Figure 5 .Warning on running script 2
http://tinypic.com?ref=2qst1c8" target="_blank">http://i64.tinypic.com/2qst1c8.jpg" border="0" alt="Image and video hosting by TinyPic">
Thank you for your attention and hope to hear from you.
Regards
smeeta
No, you don't need to make a contrast matrix, because you can drop the coefficient directly.
As for your responses to the general comments:
3. Only if the cell proportions are the same before and after treatment.
4. No, the use of M-values has benefits elsewhere, e.g., normally distributed for linear modelling, a more stable mean-variance relationship. I would stick with that rather than using beta values.
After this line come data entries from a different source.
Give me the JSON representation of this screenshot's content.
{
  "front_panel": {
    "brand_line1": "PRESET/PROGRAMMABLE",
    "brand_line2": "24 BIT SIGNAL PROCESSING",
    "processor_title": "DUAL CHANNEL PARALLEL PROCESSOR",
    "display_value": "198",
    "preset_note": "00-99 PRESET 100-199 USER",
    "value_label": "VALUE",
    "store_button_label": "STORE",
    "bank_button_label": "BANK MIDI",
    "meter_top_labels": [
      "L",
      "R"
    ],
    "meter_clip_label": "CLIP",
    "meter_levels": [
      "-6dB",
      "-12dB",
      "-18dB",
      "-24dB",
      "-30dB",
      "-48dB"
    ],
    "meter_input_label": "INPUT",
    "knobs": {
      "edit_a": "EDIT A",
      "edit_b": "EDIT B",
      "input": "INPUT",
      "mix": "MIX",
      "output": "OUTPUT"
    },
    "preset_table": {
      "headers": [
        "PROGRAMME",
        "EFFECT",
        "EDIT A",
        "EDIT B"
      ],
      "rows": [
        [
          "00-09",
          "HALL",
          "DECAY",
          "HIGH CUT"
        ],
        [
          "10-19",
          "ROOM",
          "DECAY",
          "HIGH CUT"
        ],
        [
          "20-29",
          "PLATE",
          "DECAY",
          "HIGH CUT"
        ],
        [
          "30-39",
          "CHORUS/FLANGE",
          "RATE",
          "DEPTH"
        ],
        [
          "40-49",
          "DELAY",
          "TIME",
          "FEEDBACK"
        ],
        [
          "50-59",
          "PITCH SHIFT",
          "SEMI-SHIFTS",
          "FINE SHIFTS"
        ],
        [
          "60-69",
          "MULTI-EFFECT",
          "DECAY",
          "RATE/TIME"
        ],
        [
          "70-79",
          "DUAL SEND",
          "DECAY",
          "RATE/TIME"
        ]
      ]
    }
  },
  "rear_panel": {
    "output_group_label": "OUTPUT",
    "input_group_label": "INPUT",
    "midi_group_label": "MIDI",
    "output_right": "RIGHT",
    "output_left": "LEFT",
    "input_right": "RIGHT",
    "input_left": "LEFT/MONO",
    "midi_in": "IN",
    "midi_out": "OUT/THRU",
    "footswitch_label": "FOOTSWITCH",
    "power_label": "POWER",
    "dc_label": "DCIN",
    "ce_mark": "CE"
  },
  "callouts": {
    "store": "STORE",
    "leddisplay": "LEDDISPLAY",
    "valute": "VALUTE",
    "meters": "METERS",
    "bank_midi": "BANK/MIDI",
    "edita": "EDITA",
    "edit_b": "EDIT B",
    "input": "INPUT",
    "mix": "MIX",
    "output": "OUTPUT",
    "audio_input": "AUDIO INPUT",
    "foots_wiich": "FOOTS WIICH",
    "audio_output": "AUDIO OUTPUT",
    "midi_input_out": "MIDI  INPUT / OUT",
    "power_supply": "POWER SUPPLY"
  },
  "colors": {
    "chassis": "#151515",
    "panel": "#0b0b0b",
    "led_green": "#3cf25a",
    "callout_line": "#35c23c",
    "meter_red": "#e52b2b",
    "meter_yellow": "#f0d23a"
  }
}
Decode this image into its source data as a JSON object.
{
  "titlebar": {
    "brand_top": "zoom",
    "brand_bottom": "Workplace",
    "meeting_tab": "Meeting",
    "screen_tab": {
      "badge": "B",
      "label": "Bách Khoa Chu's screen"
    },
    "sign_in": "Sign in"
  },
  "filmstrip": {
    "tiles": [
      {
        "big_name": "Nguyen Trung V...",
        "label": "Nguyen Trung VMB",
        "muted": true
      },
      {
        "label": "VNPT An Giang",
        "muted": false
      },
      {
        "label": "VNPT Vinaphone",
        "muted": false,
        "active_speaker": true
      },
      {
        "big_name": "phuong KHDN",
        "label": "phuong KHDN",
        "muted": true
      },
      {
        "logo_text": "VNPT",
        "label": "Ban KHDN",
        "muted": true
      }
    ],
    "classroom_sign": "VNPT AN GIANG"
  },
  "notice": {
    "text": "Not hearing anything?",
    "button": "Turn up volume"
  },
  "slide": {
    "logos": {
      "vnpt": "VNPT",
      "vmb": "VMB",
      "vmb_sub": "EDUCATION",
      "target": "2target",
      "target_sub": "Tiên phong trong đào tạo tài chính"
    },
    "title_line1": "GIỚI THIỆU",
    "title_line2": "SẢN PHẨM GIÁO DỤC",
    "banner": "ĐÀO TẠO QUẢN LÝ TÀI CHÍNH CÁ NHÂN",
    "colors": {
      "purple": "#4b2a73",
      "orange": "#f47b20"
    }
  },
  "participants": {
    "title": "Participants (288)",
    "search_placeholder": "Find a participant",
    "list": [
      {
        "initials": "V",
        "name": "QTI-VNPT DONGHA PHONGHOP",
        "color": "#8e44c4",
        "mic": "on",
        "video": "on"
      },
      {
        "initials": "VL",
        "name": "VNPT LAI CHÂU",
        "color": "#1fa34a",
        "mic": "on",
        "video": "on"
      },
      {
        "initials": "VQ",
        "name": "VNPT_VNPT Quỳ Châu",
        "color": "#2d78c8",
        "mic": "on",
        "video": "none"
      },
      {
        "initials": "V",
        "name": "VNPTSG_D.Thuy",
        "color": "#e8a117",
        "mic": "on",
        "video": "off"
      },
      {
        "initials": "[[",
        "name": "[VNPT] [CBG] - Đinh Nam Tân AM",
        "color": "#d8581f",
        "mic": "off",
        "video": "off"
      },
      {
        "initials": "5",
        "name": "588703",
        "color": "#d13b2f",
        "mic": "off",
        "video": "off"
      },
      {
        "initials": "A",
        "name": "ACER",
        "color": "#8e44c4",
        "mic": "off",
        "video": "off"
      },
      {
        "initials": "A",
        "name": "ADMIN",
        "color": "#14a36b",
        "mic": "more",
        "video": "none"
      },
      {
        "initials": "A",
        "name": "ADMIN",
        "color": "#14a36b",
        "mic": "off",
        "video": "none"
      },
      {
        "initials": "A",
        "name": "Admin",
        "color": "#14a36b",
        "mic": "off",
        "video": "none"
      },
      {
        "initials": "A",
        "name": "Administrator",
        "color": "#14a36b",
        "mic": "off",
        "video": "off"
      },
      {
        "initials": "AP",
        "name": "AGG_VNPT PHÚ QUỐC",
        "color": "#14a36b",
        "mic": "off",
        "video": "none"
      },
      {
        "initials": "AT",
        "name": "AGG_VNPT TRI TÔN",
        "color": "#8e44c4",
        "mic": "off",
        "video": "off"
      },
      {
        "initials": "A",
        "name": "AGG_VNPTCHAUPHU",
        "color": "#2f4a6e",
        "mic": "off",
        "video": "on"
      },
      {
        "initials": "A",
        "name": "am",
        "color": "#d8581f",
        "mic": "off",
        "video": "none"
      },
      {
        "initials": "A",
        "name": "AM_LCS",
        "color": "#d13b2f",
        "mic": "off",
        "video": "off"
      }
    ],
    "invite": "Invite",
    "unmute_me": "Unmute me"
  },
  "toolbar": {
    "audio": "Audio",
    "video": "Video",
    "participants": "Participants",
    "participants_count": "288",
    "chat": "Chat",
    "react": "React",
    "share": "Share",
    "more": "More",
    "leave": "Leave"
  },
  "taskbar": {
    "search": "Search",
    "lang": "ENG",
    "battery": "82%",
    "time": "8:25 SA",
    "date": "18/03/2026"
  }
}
Finally, if you want to know the effect of including the cell proportions, I would try doing the limma analysis with and without them in the model, and seeing how many DE genes you get. If the proportion terms are helpful at removing confounding effects, they should increase the number of DE genes by reducing the unmodelled variance. Otherwise, if the number of DE genes doesn't increase (or decreases because the cell proportions absorb the DE), you shouldn't include them.
If you only have two time points, I would treat it as a paired sample design with early/late times as factors, rather than using a time course design with real-valued time as a covariate.